UNITED STATES
The US economy is facing a marked slowdown in 2025, contrasting with the remarkable dynamism displayed in 2024, illustrated with a +2.8% average annual growth rate (+2.9% in 2023). Household consumption was the main driver. Evidence of a slowdown appeared in GDP growth (-0.1% q/q) in Q1 and employment starting from Q2. While a rebound in growth has taken place in Q2 (+0.8% q/q), in 2025, the average annual growth rate should lower to +1.6%. This weakening would result from the effect of uncertainty and tariff shocks on demand and the general macroenvironment. Developments in 2024 on the inflation front suggested a soft landing, with CPI moderating to +2.7% y/y in Q4 2024. However, changes in economic policy should lead to a rise in inflation, up to +3.6% a/a in Q2 2026. At the same time, the risks surrounding the labour market have increased. Under the circumstances, we expect the Fed to undertake three adjustment cuts in 2025, lowering the target range to +3.5% - +3.75%.
CHINA
Economic growth slowed moderately in H1 and is now projected to reach the official target of 5% in 2025. Domestic demand remains held back by significant brakes, including the continued crisis in the property sector and low private-sector confidence.
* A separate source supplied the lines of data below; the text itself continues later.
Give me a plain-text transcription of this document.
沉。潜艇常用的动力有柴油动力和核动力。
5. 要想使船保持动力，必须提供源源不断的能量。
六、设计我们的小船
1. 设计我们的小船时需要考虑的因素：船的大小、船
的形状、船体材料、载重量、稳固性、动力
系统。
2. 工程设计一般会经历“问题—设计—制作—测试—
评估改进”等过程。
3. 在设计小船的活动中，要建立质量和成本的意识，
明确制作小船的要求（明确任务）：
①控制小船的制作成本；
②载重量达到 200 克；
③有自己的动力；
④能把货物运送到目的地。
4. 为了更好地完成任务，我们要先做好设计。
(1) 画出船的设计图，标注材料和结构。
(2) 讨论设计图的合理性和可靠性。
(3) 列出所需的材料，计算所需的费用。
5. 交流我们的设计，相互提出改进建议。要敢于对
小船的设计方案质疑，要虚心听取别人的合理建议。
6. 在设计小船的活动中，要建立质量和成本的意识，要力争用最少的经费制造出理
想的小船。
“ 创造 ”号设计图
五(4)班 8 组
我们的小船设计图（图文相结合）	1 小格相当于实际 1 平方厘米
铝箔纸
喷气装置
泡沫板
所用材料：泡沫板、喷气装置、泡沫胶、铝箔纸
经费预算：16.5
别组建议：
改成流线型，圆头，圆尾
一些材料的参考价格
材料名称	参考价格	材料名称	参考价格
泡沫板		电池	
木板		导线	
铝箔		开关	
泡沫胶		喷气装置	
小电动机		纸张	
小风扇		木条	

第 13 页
Yet, enterprises and households benefit from monetary and fiscal policy easing measures, which will continue to be implemented cautiously in the short term. The strengthening of private consumption is a key priority for the authorities in 2025, though support measures remain modest. Manufacturing activity was supported by the good performance of exports in H1 2025, but it is expected to lose momentum in the coming quarters as the export sector suffers from the rise in protectionism and the weakening of global demand. Deflationary pressures persist.
EUROZONE
The increase in military spending in Europe, and the significant fiscal support in Germany will provide a boost to the euro area growth in 2025 and 2026. The moderation of inflation around the 2% target, the ECB's interest rate cut cycle, which is now over according to us, and the strengthening of the effects of NGEU funds will be additional supporting factors. Margins for growth will be limited in the short term by the trade tensions with the United States, persistent difficulties in industry, underlined by the still low, albeit improving levels of PMIs, and uncertainty about the Chinese economy.
FRANCE
GDP growth reached 0.3% q/q in Q2, driven by the production of aeronautics and household investment, after 0.1% q/q in Q1). It remained stable compared with growth in the fourth quarter of 2024 excluding the Olympic Games effect (-0.1% in Q4, including the backlash of the Olympic Games impact). Disinflation is now visible and should continue in 2025 (the harmonized index should grow by 1% in 2025, compared to 2.3% in 2024) but household consumption growth remains disappointing. In 2025, GDP growth should decrease to 0.7% against a background of deterioration of the labor market and as a result of significant political uncertainty (after 1.1% in 2024). In 2026, growth should accelerate to 1.1% as a result of German growth recovery.
UNITED KINGDOM
Activity is expected to strengthen slightly at 1.3% in 2025 after growth of 1.1% in 2024. Increased defence investment in the UK and elsewhere in Europe will have a positive effect on GDP, while downside risks from trade tensions are mitigated by the agreement signed with the United States. The policy mix (a combination of fiscal and monetary policies) will remain restrictive given the very gradual decline in interest rates and the introduction of more restrictive fiscal rules. Inflation should remain significantly above the 2% target in 2025 and 2026, supported by wage growth and supply-side constraints. We forecast that the BoE will cut the bank rate at a pace of one cut per quarter in 2025, with the terminal rate not being reached until 2026.
JAPAN
Japanese growth surprised to the upside in 2025 so far, but a lower pace is expected in the coming quarters. In 2024, the average annual growth rate decreased to +0.2%, mainly due to the negative 2023 carryover, and the contraction in Q1 due to one-off factors. In S1 2025, GDP growth surprised to the upside, mainly in Q2 (+0.5% q/q), but the pace of growth is expected to turn weak in the coming quarters, under the effect of uncertainty and the negative consequences on Japanese exports induced by the United States' trade policy. Household consumption is facing inflation but is expected to benefit from the upward trend in wages, as the Shunto (wage negotiations) has exceeded the record set in 2024, against a backdrop of tensions on the labour market. Nevertheless, domestic demand remains structurally weak, while supply constraints are weighing on potential growth. The average annual growth rate is expected to land at +1.3%, notably thanks to the 2024 carryover effect. The Bank of Japan has started a cautious monetary tightening cycle in 2024, bringing the key rate to +0.5%. We anticipate one more hike (+25 bps) by year-end, in Q4, in front of persistent inflationary pressures.
EXCHANGE RATES
Structural changes in fiscal policy and the expected strengthening of growth in Europe, coupled with the slowdown in the United States, underpin our forecast of an increase in the EUR-USD for 2025 and 2026. The dollar's decline would be gradual but nevertheless limited by the restrictive monetary policy in the United States and the interest rate differential with the Eurozone.